En ese instante, un llanto desconsolado me invadió por completo, no pude contener las lágrimas ni un segundo más. Sabía perfectamente qué iba a hacer darling. Entonces, al verme en ese estado, darling se acercó rápidamente y me estrechó en un fuerte abrazo, mientras me decía que dejara de llorar, al volverme a ver le hacía muy feliz. Luego, alzar la mirada para mirarme directamente a los ojos, me habló con voz firme:

— No tengo tiempo de hacerme la víctima, samantha. yo decido quién maneja mi propia vida —dijo darling

Con

Cariño

Samantha

Esta historia es de ficción y toda la trama relacionada con Darling, así como las circunstancias que la rodean, está creada desde la imaginación. Mi intención nunca es ofender ni generar malentendidos sobre personas que viven con VIH/SIDA, ni mucho menos normalizar situaciones como la prostitución, la adicción o el suicidio.
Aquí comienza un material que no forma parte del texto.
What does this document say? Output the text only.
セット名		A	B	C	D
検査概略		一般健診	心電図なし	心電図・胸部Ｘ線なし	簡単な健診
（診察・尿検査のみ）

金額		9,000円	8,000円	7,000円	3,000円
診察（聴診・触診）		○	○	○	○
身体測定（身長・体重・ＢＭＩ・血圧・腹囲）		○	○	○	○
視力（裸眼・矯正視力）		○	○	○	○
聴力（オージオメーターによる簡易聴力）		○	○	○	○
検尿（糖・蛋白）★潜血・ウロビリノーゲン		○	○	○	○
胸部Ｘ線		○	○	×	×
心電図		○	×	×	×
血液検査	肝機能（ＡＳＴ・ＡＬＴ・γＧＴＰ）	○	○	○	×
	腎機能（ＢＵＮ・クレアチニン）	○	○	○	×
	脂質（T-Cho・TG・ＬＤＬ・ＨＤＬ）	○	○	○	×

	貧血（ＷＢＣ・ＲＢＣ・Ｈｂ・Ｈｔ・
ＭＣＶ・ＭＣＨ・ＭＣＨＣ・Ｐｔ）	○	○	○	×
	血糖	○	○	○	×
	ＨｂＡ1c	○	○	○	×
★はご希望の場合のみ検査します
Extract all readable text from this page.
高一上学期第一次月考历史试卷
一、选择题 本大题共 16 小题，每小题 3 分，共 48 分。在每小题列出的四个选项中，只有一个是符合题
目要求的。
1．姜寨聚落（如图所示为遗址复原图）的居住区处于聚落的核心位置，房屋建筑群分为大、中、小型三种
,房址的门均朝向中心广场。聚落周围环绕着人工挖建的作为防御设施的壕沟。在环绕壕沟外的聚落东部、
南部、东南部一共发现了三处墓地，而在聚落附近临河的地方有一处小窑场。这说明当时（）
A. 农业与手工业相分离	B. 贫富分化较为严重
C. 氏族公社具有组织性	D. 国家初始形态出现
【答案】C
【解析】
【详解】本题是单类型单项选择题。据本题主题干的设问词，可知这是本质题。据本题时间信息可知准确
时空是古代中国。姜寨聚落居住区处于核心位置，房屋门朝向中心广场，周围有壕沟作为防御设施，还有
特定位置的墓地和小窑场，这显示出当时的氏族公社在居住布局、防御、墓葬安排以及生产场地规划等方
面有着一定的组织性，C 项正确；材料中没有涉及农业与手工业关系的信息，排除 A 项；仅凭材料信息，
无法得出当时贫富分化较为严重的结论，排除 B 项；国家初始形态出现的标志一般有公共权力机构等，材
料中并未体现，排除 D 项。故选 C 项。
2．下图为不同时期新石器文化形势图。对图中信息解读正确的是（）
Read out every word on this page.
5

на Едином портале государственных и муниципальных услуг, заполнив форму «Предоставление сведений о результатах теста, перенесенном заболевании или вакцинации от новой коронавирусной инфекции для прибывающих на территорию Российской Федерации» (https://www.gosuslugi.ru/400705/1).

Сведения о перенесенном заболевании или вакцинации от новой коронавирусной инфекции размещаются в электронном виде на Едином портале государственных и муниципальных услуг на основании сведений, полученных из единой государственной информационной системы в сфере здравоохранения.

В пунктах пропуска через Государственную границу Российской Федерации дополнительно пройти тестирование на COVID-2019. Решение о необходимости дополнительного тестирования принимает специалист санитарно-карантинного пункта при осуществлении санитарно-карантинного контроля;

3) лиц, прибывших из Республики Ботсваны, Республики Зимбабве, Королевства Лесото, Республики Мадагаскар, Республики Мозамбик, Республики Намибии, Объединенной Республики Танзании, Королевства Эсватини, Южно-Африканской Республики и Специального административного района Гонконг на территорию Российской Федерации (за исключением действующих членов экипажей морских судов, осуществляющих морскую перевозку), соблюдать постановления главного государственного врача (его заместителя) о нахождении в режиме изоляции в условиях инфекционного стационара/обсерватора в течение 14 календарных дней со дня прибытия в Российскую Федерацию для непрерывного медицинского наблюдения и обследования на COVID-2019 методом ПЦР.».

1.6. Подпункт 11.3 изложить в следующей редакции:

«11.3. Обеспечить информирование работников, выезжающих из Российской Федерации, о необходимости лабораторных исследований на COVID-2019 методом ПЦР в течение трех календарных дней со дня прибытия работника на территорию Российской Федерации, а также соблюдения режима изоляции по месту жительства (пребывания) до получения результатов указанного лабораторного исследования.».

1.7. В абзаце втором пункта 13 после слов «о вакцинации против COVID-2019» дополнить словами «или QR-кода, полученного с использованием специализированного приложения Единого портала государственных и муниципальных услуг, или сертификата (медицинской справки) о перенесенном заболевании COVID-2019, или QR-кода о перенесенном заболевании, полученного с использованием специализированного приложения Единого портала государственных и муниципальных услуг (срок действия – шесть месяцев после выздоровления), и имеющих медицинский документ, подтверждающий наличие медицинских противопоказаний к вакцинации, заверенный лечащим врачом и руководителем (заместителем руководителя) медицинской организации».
Es importante aclarar que en 1998 los tratamientos para el VIH/SIDA estaban en desarrollo, pero hoy en día existen avances médicos que permiten controlar la enfermedad y garantizar una calidad de vida adecuada a quienes la padecen. Además, si tú o alguien que conoces está atravesando por pensamientos suicidas o necesita apoyo respecto al VIH/SIDA, por favor busca ayuda profesional inmediata o contacta a líneas de apoyo especializadas en tu país — siempre hay una manera de encontrar esperanza y ayuda.